The U.S. attorney’s office announced the June 22 guilty pleas before District Judge Arthur Schwab in PittsburghWednesday. The seven were indicted by a federal grand jury in October.
The office said a supplier in Brownsville, Texas, mailed dozens of packages, totaling about eight kilograms, of cocaine between 2011 and 2015 to Elizabeth and McKeesport, both in Allegheny County. Federal prosecutors said Jeffrey Turner, 35, and April Racan, 37, both of McKeesport, sold the drugs to Brian Kettering of Charleroi and others.
The agency’s office did not name the initial “cocaine source of supply” in Texas.
Authorities said Joseph Borrelli, 49, then a postmaster in West Newton, Westmoreland County, provided addresses of vacant houses. When the packages arrived at the post office, he diverted them to Turner and Racan, according to the Department of Justice.
Money from the drug sales were generally sent back to Texas in cash. Prosecutors said for six months in 2012, however, Kettering and William Coulson, 50, formerly of McKeesport, bought at least $116,700 in money orders and Turner and Racan sent them to a Dairy Queen managed by Daniel Cosme, 35, of San Benito, Texas. Cosme turned the money over to the original supplier, who then had Hugo Balboa, 48, of Brownsville, Texas, deposit the money in bank accounts.
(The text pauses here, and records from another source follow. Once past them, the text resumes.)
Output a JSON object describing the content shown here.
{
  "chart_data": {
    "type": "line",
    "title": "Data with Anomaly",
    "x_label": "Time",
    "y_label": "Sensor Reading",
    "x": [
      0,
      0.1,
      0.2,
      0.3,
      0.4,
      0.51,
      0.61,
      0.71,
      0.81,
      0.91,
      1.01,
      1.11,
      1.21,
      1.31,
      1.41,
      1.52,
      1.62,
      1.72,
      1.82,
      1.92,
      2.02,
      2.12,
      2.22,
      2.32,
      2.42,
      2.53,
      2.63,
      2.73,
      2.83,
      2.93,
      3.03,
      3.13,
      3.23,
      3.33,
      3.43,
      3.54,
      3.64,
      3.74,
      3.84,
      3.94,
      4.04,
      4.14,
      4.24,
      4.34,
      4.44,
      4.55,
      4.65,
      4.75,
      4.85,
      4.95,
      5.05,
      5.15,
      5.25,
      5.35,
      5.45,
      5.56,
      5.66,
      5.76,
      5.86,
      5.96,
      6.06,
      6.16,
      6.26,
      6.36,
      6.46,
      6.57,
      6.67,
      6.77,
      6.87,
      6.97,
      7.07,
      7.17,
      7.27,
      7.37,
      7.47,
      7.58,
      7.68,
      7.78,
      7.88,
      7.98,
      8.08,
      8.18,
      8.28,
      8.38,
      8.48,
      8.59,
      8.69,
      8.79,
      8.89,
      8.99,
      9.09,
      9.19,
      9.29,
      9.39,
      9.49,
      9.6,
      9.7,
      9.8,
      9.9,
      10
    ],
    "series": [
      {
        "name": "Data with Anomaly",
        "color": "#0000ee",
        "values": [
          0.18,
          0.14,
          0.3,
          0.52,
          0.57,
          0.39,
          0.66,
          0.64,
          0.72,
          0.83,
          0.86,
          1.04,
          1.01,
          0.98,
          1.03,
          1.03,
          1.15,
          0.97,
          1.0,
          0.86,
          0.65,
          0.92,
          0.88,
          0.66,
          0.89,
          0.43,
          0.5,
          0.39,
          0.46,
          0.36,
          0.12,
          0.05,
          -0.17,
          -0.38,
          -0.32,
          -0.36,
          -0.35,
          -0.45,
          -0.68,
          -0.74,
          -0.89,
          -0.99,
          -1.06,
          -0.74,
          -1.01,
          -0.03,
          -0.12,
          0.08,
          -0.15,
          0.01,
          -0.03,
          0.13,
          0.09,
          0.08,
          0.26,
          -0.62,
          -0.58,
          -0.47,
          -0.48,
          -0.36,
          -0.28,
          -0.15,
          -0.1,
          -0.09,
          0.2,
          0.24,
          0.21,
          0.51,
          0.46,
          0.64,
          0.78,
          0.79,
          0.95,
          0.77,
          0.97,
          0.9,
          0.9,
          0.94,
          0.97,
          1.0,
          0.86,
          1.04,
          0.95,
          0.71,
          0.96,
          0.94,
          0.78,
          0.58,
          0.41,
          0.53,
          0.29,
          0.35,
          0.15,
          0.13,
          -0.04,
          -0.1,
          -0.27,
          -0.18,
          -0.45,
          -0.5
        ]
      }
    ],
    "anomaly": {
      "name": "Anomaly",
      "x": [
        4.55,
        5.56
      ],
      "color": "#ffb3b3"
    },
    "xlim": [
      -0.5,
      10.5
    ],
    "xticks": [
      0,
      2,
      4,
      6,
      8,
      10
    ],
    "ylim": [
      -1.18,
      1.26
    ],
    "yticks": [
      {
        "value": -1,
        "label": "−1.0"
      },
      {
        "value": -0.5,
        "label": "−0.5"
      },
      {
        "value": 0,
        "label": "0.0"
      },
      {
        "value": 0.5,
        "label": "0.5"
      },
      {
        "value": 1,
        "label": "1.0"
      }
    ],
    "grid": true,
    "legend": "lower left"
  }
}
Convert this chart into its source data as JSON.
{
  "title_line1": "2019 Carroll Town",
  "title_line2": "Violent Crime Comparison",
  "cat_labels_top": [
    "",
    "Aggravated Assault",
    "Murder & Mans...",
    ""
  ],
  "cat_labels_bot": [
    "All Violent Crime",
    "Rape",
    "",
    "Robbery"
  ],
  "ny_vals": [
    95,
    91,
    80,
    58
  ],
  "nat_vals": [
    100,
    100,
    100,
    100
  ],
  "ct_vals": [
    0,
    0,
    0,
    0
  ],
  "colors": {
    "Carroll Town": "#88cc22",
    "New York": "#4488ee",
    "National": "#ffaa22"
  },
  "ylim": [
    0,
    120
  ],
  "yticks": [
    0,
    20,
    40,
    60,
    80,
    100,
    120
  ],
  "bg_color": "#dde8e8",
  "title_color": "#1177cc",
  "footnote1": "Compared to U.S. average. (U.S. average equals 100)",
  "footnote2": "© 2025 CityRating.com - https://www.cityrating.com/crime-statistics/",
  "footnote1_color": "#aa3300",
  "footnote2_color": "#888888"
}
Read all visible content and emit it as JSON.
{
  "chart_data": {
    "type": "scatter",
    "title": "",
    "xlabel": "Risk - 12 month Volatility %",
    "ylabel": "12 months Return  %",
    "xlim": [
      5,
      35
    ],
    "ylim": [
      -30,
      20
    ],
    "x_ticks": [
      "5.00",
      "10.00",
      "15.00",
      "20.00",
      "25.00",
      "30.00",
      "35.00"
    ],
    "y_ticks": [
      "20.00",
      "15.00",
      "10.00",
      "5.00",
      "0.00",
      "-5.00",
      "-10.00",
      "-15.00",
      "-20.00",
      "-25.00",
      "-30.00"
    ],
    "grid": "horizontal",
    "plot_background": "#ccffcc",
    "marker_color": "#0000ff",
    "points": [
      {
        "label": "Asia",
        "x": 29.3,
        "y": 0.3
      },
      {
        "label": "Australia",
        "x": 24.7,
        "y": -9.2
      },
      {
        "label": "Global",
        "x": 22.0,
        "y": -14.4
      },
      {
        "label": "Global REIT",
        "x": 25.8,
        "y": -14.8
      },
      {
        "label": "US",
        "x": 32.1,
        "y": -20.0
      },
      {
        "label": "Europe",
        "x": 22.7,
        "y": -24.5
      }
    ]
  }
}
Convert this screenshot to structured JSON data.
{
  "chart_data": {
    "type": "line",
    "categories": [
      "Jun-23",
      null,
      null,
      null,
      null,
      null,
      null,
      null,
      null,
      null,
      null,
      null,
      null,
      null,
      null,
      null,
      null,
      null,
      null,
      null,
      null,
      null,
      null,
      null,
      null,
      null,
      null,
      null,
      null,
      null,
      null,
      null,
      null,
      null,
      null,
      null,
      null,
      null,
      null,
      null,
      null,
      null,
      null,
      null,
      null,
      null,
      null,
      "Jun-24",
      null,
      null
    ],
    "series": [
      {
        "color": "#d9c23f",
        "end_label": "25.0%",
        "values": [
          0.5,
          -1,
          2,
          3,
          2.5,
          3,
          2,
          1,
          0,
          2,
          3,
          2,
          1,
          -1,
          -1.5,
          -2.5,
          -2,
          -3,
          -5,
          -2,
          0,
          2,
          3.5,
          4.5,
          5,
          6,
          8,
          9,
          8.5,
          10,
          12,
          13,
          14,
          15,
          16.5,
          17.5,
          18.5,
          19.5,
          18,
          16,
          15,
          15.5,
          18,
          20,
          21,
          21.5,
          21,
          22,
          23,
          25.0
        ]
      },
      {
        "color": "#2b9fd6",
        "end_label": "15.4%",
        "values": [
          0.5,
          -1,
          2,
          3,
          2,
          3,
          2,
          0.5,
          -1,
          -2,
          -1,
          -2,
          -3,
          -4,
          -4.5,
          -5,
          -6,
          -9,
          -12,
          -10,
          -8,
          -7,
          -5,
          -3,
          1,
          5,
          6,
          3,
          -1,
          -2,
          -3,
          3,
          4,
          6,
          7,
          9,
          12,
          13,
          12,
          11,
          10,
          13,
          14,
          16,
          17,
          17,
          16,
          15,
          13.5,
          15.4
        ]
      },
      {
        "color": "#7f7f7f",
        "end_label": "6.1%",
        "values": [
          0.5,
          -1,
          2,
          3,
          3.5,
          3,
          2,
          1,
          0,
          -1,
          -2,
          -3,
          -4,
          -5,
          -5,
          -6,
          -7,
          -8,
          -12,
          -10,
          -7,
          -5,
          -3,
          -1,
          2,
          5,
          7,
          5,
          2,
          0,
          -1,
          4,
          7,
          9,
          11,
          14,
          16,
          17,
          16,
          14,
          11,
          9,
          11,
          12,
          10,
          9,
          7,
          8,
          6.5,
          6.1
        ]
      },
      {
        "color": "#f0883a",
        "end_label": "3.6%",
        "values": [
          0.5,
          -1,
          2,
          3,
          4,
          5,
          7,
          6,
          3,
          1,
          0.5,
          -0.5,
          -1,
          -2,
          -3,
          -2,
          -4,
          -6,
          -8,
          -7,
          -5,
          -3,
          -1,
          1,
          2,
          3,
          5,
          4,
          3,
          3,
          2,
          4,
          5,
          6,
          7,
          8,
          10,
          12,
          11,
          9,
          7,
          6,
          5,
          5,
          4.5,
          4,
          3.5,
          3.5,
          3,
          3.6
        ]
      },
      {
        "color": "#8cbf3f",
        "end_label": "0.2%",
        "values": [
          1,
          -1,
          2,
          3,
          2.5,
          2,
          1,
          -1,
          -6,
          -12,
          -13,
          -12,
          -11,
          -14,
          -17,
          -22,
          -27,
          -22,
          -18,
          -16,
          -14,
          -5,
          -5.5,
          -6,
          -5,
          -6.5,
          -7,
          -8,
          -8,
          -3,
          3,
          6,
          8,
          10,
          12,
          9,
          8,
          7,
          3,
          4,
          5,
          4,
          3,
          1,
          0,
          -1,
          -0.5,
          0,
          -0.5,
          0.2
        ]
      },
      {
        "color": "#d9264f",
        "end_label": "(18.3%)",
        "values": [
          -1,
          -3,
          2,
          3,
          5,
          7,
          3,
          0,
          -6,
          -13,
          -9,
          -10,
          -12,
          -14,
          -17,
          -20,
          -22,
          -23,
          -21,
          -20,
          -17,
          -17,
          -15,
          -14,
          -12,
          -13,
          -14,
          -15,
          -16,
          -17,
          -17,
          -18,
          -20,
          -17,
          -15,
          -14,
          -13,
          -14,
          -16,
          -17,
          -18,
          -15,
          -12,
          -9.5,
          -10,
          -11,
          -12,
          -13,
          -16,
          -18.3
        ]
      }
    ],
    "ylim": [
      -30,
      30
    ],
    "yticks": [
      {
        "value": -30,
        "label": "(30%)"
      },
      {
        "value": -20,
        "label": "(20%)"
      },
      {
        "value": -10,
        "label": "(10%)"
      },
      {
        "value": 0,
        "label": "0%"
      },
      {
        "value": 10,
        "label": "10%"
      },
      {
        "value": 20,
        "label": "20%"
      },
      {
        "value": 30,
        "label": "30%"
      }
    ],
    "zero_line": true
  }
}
Kettering, Turner, Racan, Cosme, Balboa, Coulson, now of St. Augustine, Flor., pleaded guilty to money laundering conspiracy. Turner, Racan, Borrelli, Fla., and Kettering pleaded guilty to conspiracy to distribute cocaine.
Sentencing is set for the various defendants in October and early November.
An eighth defendant, Dante Lozano, will be transferred to Western Pennsylvania to face drug and money laundering conspiracy charges.